Os homens têm um instinto secreto, que os leva a procurar divertimentos e ocupações exteriores, nascido do ressentimento de suas contínuas misérias; e têm outro instinto secreto, resto da grandeza de nossa primeira natureza, que os faz conhecer que a felicidade só está, de fato, no repouso, e não no tumulto; e desses dois instintos contrários, forma-se neles um projeto confuso, que os leva a procurar o repouso pela agitação... E assim se passa toda a vida.

Quando considero a duração mínima da minha vida, absorvida pela eternidade precedente e seguinte, o espaço diminuto que ocupo, e mesmo o que vejo, abismado na infinita imensidade dos espaços que ignoro e me ignoram, assusto-me e assombro-me de me ver aqui e não lá. Quem me pôs aqui? Por ordem de quem me foram destinados este lugar e este espaço?

Uma vez que não podemos ser universais e saber tudo quanto se pode saber acerca de tudo, é preciso saber-se um pouco de tudo, pois é muito melhor saber-se alguma coisa de tudo do que saber-se tudo apenas de uma coisa.

Há duas espécies de homens: uns, justos, que se consideram pecadores, e os pecadores que se consideram justos.

Nem a contradição é sinal de falsidade nem a falta de contradição é sinal de verdade.

Dois excessos: excluir a razão, admitir apenas a razão.

O aumento do conhecimento é como uma esfera dilatando-se no espaço: quanto maior a nossa compreensão, maior o nosso contato com o desconhecido.

A natureza tem perfeições que mostram que é a imagem de Deus, e defeitos que mostram que é apenas a imagem.

Uma indiferença pacífica é a mais sábia das virtudes.

O último esforço da razão é reconhecer que existe uma infinidade de coisas que a ultrapassam.

Em matéria de amor, o silêncio vale mais do que a fala.

O que é o homem na natureza? Um nada em relação ao infinito, um tudo em relação ao nada, um ponto a meio entre nada e tudo.

O prazer dos grandes homens consiste em poder tornar os outros felizes.

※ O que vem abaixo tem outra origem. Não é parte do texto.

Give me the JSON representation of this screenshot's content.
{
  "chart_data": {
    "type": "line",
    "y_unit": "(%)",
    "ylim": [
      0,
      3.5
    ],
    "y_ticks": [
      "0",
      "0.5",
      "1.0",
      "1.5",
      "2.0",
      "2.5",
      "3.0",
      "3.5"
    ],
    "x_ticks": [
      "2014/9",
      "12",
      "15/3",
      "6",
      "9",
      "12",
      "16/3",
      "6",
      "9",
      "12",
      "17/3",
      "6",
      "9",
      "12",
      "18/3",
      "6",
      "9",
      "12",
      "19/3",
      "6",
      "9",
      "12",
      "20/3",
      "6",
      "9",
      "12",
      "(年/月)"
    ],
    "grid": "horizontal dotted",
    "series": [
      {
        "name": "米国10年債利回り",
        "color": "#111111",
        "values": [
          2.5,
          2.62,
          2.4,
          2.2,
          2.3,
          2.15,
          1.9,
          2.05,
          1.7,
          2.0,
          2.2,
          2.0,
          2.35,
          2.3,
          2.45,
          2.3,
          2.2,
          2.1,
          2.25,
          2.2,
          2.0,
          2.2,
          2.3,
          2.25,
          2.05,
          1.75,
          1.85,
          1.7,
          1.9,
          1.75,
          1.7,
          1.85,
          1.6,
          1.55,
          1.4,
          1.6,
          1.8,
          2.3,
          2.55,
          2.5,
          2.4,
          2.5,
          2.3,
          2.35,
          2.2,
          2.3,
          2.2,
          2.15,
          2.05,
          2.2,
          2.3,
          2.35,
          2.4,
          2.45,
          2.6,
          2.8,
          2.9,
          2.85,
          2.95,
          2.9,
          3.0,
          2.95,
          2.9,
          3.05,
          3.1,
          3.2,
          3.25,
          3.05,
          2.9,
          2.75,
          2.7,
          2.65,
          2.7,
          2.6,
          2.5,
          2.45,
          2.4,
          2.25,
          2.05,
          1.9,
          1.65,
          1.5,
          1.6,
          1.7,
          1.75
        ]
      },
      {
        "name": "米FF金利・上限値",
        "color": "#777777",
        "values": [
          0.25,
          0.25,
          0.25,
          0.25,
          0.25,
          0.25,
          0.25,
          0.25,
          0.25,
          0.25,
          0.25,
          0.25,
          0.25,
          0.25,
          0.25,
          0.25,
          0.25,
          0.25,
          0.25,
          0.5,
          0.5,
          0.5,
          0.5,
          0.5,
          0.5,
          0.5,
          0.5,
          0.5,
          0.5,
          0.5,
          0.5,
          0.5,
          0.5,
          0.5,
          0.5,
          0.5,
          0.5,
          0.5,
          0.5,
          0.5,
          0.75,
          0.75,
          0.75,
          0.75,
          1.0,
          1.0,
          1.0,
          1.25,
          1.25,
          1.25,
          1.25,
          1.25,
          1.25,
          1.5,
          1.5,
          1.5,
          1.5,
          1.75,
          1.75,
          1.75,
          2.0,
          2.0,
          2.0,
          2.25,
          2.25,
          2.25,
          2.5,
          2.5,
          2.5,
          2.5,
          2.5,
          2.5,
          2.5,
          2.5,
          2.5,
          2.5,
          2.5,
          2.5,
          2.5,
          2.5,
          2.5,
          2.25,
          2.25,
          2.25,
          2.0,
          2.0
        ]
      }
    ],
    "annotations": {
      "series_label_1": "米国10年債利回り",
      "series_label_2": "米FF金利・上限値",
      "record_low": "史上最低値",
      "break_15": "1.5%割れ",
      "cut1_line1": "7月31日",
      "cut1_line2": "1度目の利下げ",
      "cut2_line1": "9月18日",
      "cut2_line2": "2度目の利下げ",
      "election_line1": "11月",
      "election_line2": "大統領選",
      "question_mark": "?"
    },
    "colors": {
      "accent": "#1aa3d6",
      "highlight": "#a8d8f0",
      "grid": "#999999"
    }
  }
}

Os olhos são os intérpretes do coração, mas só os interessados entendem essa linguagem.

Poucas amizades subsistiriam se cada um soubesse aquilo que o amigo diz de si nas suas costas.

É o coração que sente Deus e não a razão.

O homem está sempre disposto a negar tudo aquilo que não compreende.

A consciência é o melhor livro de moral e o que menos se consulta.